Олег Басилашвили очень помогал в совместных сценах. Я его страшно уважаю за профессионализм. И помогал он очень тактично, потому что на меня авторитетом надавить невозможно.
А вот с Инной Чуриковой отношения не сложились вообще. Мне показалось, она часто включала режим звезды, чего я очень не люблю. На съемочной площадке мы, конечно, не ссорились... Но, например, однажды она меня о чем-то спросила, я стал отвечать, а Инна Михайловна в самом начале моей пламенной тирады просто взяла и вышла.
Позже, когда я уже жил в Израиле, произошла еще одна неприятная и довольно унизительная для меня история. У Чуриковой был какой-то юбилей, мне позвонили с телевидения и предложили снять сюжет: я прилетаю с чужбины (из Израиля) в Москву, иду в «Ленком», мы с артисткой, сыгравшей маму моего беспокойного Мирошникова, встречаемся, я вручаю ей букет. Мне и идея понравилась, и чего ж лишний раз не слетать на халяву в Москву?
В общем, назначили время съемок, приехали мы в театр. На служебном входе нам предлагают Инну Михайловну подождать — она еще не готова выйти. Час стоим, два, я с этим букетом... Ну да ладно. Дождались-таки мы ее королевского выхода, Чурикова окинула меня странноватым взглядом и громко, на все фойе спросила: «А это кто?»
И я, уже начавший было каяться в своем юношеском максимализме в отношении Инны Михайловны (актриса-то она безусловно выдающаяся по российским меркам), мысли о покаянии быстренько оставил. Искренне надеюсь, что людей, верящих в возвышенность актерской профессии и в собственную в связи с этим «богоизбранность», судьба не заставит узнать, насколько это все надуманно и неправильно.
— Может, вы просто из разных социальных слоев, как было в «Курьере»? Вот тусовка немоляевской героини с немыслимым для простого советского человека «А в Париже так не носят»; вот компания Базина... Кстати, сам Федор Дунаевский — он-то к кому был ближе в те годы?
— Социально я был одинаково далек от обоих пластов. Мой герой Иван — сын школьных учителей. Как мы помним, папа женится на молодой и сваливает в Африку. Мама из школьной училки превратилась в училку пэтэушную. В общем, такой почти сельский вариант интеллигенции. Героиня Немоляевой Катя — профессорская дочь: продукты из «Березки», «бубльгум», свитерок, который папа привез с очередной пустой конференции в какой-нибудь братской Чехословакии.

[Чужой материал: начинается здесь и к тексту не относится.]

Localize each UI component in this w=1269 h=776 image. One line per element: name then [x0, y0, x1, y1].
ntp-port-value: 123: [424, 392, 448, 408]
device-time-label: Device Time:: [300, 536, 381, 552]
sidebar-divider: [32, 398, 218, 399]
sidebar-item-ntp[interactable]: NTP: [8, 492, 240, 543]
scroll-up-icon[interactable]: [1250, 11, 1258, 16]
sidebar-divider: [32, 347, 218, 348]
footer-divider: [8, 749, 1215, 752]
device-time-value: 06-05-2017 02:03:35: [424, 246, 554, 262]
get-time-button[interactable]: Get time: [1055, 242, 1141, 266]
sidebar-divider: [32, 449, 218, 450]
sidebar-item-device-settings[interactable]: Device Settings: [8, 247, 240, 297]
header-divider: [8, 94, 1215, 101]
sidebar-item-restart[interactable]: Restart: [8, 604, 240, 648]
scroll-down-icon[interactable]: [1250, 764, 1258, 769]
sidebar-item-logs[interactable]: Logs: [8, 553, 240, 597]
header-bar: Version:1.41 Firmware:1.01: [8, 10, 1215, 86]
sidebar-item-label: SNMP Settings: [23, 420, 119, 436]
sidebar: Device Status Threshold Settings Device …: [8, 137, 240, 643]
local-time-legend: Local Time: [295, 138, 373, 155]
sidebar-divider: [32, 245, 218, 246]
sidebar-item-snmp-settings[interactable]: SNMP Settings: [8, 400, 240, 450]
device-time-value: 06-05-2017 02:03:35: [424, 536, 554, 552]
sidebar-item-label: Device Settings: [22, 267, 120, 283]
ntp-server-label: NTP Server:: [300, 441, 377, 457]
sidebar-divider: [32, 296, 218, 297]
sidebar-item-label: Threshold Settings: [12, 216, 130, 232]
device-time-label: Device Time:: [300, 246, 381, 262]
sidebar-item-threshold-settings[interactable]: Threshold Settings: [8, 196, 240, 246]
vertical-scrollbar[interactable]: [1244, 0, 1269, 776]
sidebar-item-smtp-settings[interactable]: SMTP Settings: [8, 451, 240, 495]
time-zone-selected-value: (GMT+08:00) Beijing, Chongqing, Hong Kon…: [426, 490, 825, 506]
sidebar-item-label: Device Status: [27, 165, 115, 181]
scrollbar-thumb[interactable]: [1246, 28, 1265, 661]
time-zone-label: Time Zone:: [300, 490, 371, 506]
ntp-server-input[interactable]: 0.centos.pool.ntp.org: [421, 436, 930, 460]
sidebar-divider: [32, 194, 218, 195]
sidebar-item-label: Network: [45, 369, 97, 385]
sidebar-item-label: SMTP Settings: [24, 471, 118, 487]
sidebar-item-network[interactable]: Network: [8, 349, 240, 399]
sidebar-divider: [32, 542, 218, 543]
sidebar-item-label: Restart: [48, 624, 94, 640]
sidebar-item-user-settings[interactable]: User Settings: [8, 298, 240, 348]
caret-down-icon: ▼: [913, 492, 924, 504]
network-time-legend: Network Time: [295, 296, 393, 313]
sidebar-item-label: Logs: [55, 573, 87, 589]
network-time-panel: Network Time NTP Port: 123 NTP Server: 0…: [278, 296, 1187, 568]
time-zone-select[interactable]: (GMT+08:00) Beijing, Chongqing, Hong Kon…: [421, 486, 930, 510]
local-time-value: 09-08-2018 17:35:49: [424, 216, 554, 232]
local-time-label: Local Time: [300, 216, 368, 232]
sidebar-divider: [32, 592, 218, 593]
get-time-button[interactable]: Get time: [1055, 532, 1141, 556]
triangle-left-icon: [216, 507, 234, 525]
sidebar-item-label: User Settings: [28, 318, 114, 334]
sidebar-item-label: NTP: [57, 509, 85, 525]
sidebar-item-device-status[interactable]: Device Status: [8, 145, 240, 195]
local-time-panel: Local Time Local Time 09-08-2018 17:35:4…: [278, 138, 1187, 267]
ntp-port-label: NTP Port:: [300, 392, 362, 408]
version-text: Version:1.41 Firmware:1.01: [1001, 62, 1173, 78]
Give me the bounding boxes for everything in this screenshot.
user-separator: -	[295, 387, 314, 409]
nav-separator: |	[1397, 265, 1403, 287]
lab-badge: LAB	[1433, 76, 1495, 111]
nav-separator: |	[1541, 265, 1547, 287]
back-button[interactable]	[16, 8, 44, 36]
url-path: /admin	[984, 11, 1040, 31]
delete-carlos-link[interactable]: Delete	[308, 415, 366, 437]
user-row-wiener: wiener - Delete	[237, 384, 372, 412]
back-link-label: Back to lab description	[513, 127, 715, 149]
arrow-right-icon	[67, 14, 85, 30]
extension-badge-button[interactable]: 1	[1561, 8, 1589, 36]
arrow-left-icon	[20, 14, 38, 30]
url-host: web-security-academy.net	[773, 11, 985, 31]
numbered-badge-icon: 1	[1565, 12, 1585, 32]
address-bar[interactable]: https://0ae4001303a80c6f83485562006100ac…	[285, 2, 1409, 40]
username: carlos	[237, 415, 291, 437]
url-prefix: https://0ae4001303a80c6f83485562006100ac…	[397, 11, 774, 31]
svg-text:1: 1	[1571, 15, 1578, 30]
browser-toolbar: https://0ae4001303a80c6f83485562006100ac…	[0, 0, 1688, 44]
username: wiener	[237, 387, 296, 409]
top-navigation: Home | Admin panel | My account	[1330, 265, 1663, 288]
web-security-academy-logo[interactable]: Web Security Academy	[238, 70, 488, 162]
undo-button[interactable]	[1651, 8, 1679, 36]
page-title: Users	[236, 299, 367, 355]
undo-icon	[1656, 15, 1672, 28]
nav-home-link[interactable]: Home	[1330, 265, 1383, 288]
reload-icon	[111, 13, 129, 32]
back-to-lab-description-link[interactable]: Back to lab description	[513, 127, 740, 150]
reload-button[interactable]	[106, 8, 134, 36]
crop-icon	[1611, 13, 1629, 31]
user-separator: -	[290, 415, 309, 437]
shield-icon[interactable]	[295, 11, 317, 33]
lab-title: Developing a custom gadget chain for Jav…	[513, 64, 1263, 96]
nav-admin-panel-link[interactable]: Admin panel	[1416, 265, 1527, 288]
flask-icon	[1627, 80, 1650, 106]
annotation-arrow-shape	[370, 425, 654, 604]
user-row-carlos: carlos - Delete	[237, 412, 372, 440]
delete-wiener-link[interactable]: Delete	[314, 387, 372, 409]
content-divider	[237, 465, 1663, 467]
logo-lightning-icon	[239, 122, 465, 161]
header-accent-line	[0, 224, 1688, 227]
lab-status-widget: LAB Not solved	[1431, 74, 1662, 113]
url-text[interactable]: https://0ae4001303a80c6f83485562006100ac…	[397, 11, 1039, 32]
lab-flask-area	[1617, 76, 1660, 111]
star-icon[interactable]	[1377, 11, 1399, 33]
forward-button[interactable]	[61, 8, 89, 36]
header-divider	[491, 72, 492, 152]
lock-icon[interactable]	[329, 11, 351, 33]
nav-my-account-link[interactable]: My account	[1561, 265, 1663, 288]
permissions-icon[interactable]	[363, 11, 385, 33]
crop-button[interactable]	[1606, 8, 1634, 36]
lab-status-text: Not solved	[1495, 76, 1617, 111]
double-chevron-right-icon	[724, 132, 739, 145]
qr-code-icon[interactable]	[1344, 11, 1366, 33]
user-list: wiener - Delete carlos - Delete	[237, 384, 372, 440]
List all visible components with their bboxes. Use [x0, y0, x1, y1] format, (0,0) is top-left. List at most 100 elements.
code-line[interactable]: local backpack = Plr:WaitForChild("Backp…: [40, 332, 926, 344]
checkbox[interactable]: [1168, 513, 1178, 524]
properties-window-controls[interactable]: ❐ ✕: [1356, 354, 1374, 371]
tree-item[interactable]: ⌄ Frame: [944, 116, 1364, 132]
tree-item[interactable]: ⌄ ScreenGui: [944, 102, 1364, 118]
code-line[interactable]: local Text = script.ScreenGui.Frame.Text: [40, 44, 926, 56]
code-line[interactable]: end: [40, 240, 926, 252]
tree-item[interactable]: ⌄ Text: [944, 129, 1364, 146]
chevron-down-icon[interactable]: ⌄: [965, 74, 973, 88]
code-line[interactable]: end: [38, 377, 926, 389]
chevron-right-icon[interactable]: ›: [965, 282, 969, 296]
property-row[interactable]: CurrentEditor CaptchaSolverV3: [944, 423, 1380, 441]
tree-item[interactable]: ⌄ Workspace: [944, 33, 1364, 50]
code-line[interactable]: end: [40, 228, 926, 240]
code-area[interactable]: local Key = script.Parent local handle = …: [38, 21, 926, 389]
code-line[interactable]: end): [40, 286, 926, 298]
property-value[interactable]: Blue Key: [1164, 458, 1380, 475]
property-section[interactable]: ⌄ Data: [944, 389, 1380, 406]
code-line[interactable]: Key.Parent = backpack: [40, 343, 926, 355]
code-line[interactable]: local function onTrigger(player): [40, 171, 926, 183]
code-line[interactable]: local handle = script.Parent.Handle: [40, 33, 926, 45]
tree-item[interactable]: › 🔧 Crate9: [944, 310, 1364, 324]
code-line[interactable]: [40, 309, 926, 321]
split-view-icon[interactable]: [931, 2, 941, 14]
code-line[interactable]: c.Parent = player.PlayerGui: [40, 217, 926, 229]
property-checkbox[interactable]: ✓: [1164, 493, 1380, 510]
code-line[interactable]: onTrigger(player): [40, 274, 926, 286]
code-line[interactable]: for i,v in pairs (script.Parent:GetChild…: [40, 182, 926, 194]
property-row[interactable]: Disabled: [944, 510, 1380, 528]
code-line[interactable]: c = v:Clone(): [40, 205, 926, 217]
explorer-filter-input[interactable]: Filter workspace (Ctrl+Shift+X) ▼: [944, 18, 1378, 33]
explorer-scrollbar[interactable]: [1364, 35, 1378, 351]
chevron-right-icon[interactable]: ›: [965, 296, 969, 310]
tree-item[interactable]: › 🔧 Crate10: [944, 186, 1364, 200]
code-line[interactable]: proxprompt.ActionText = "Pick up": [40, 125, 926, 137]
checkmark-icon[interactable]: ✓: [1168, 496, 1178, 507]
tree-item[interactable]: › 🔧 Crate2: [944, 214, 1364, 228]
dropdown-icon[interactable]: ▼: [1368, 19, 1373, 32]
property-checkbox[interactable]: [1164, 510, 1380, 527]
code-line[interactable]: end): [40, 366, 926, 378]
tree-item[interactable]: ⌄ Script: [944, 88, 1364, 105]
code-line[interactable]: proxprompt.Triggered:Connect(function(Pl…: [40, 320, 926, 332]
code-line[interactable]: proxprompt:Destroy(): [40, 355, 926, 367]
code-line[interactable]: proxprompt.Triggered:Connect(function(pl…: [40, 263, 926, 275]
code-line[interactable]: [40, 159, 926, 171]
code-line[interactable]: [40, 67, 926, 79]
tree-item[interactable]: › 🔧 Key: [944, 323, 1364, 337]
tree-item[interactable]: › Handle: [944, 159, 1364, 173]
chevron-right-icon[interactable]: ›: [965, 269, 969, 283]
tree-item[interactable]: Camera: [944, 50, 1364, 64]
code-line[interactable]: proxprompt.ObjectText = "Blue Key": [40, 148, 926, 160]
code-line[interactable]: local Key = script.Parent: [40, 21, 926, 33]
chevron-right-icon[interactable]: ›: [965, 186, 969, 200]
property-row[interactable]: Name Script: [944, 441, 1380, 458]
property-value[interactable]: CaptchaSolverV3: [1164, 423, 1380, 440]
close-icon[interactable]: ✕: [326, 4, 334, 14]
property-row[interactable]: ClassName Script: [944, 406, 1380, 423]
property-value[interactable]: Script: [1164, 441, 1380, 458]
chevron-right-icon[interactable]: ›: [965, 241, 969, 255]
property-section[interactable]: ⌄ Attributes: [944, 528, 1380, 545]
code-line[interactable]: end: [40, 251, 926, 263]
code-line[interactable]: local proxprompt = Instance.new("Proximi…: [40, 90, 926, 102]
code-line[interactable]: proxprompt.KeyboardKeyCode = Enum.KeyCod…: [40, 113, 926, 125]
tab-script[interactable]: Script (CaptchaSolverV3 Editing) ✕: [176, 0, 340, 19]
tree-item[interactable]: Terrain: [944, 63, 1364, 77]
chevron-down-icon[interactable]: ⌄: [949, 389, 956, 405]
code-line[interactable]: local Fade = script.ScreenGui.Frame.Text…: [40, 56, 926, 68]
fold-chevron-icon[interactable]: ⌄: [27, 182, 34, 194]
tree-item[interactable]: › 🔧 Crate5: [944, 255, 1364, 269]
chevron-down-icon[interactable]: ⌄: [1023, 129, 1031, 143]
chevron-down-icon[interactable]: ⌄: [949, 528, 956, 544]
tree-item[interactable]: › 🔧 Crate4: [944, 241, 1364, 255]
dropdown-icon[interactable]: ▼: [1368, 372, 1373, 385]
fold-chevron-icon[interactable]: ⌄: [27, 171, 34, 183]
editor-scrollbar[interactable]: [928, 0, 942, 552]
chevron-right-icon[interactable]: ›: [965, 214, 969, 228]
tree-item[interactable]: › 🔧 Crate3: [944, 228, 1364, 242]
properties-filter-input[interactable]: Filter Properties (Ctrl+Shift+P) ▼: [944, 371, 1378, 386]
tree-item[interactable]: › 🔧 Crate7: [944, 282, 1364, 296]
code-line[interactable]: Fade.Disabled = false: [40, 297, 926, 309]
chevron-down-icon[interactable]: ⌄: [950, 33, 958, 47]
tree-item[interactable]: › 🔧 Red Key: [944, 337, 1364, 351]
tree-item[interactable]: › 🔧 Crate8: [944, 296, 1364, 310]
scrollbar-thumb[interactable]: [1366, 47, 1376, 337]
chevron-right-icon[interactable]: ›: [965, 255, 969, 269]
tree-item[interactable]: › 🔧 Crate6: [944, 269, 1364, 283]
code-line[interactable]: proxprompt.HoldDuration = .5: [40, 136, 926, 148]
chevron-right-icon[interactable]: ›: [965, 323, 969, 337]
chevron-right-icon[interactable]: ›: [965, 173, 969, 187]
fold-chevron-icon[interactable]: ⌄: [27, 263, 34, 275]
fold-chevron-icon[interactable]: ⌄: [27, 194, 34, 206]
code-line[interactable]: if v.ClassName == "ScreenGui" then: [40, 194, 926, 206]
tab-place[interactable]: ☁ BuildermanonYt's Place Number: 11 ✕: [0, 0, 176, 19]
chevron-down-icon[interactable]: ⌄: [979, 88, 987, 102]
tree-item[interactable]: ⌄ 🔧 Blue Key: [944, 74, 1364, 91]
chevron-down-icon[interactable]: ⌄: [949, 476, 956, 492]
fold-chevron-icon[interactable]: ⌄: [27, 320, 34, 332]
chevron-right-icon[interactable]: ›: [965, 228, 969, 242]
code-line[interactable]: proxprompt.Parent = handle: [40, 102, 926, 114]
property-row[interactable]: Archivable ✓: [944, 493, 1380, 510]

Но был еще и третий слой интеллигенции — из тех, кого я назвал бы интеллигенцией подлинной: научные работники, литераторы, некоторая часть, как ни странно, военных. На даче у моих деда-бабы, к примеру, часто бывали соседи-космонавты. Образованнейшие люди, в шахматы на деньги с ними играть было опасно. Надеюсь, я произошел все-таки от этого третьего слоя. Хотя лживость и этой прослойки тоже очень остро чувствовал. Все эти КСП с «лыжами у печки» сдуло при появлении Большого Бабла. Идейных борцов вроде покойной Валерии Ильиничны Новодворской было наперечет. А в комсомол вступали все подряд. У меня в «медяге» было всего двое некомсомольцев: реально верующий парень, соблюдающий обряды, и я. Меня не приняли бы, даже если б я очень сильно захотел.